Stunned by the past coming back to haunt her in the most unexpected way possible, Catherine scarcely does anything to contain the narrative, allowing her husband to effectively “send her away” to her mother’s house while he lets Nicholas move back in (it had been Catherine’s idea to tell him he needed to, at twenty-five, move out and try to be more independent). All the while, other telltale “tidbits” about how not is all as it seems are brought to the fore, particularly through the voiceover dialogue—some of it stated in first person, and other parts of it stated in third person (this in and of itself also being a major clue about subjectivity playing into false objectivity). One such line that further hints at Jonathan’s less- than-angelic nature is Stephen’s voiceover in episode three, when he and his wife are summoned to Italy to identify their son’s body. On the way to the beach where the drowning occurred, Stephen internally notes, “I regret that I often considered Jonathan spoiled and misguided. It shames me to recognize I never believed in his courage. But I can’t recall any other time when Jonathan didn’t put himself first before anyone else. Not once. So why then? Why did he try to save that child? Was it just reckless impulsiveness?”
The child in question is Nicholas, with the ongoing accusation being that Jonathan sacrificed himself to the choppy waters that day in order to save Catherine’s son from drowning. And Catherine, with language failing her, can’t seem to do anything to better explain the nuances of why Jonathan might really be inclined to do such a thing (in a nutshell, let’s say it was a matter of feeling remorseful enough on his part to try to make up for something he did).
As for the source material itself, the back of Knight’s book reads, “Imagine if the next thriller you read was all about you.” An ominous thought indeed. Something about it smacking of that Black Mirror season six episode, “Joan Is Awful,” wherein the eponymous Joan (Annie Murphy) sits down to watch a show on “Streamberry” (a.k.a. Netflix) with her boyfriend one night, only to find that the first episode of it exactly replays the events of her day, complete with cruelly firing one of her employees and cheating on her boyfriend. Salma Hayek plays Joan, while none other than Disclaimer’s own Cate Blanchett plays yet another version of Joan being watched by Hayek on the TV within a TV. The difference, of course, is that Joan’s life isn’t all that skewed (with Streamberry writing the scripts based on the data collected from her phone). In contrast, Catherine becomes the subject of a mother’s own twisted fantasy/delusion about the way things “really” happened. A means to cope with the loss through art, looking for a concrete villain to blame for Jonathan’s death—despite knowing, somewhere within, that her son was not the “innocent,” “unimpeachable” person that a mother’s love insisted she believe him to be.

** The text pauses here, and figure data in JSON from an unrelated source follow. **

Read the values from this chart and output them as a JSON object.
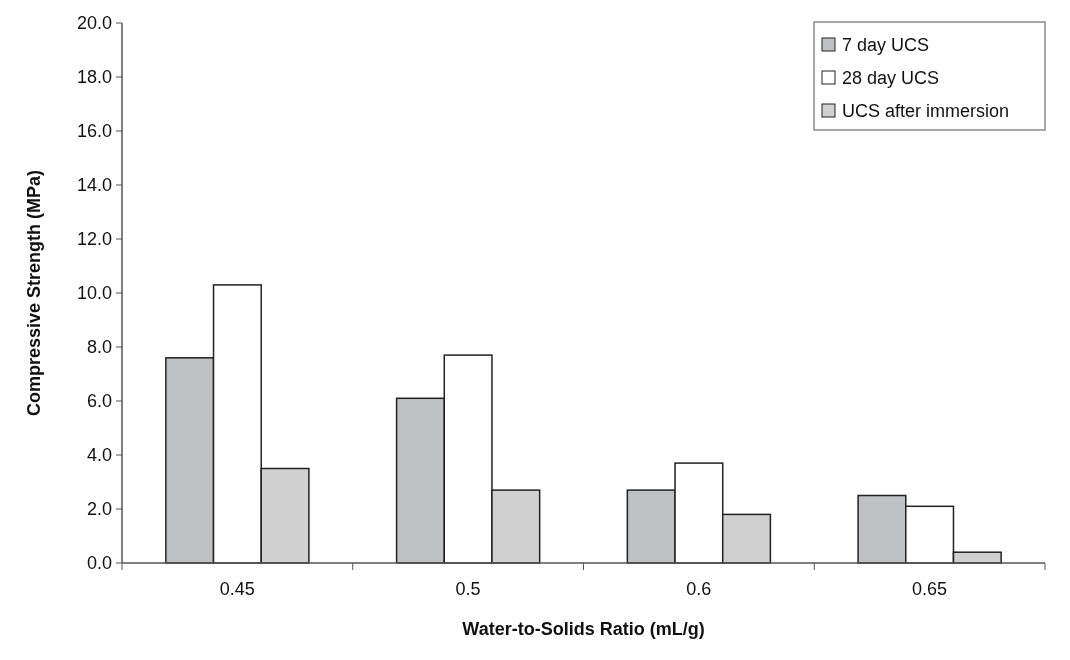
{
  "chart_data": {
    "type": "bar",
    "xlabel": "Water-to-Solids Ratio (mL/g)",
    "ylabel": "Compressive Strength (MPa)",
    "categories": [
      "0.45",
      "0.5",
      "0.6",
      "0.65"
    ],
    "series": [
      {
        "name": "7 day UCS",
        "color": "#c0c1c3",
        "values": [
          7.6,
          6.1,
          2.7,
          2.5
        ]
      },
      {
        "name": "28 day UCS",
        "color": "#ffffff",
        "values": [
          10.3,
          7.7,
          3.7,
          2.1
        ]
      },
      {
        "name": "UCS after immersion",
        "color": "#d0d0d0",
        "values": [
          3.5,
          2.7,
          1.8,
          0.4
        ]
      }
    ],
    "ylim": [
      0,
      20
    ],
    "yticks": [
      {
        "value": 0,
        "label": "0.0"
      },
      {
        "value": 2,
        "label": "2.0"
      },
      {
        "value": 4,
        "label": "4.0"
      },
      {
        "value": 6,
        "label": "6.0"
      },
      {
        "value": 8,
        "label": "8.0"
      },
      {
        "value": 10,
        "label": "10.0"
      },
      {
        "value": 12,
        "label": "12.0"
      },
      {
        "value": 14,
        "label": "14.0"
      },
      {
        "value": 16,
        "label": "16.0"
      },
      {
        "value": 18,
        "label": "18.0"
      },
      {
        "value": 20,
        "label": "20.0"
      }
    ],
    "grid": false,
    "legend": "top right"
  }
}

In this regard, too, Disclaimer makes another powerful statement about how the often toxic relationship between mother and son (in this instance, between both Nancy and Jonathan and Catherine and Nicholas) can become the root cause of the misogyny in our society that is permitted to continuously run rampant. Then again, this, too, manages to find fault solely with “the woman” in the scenario, doesn’t it?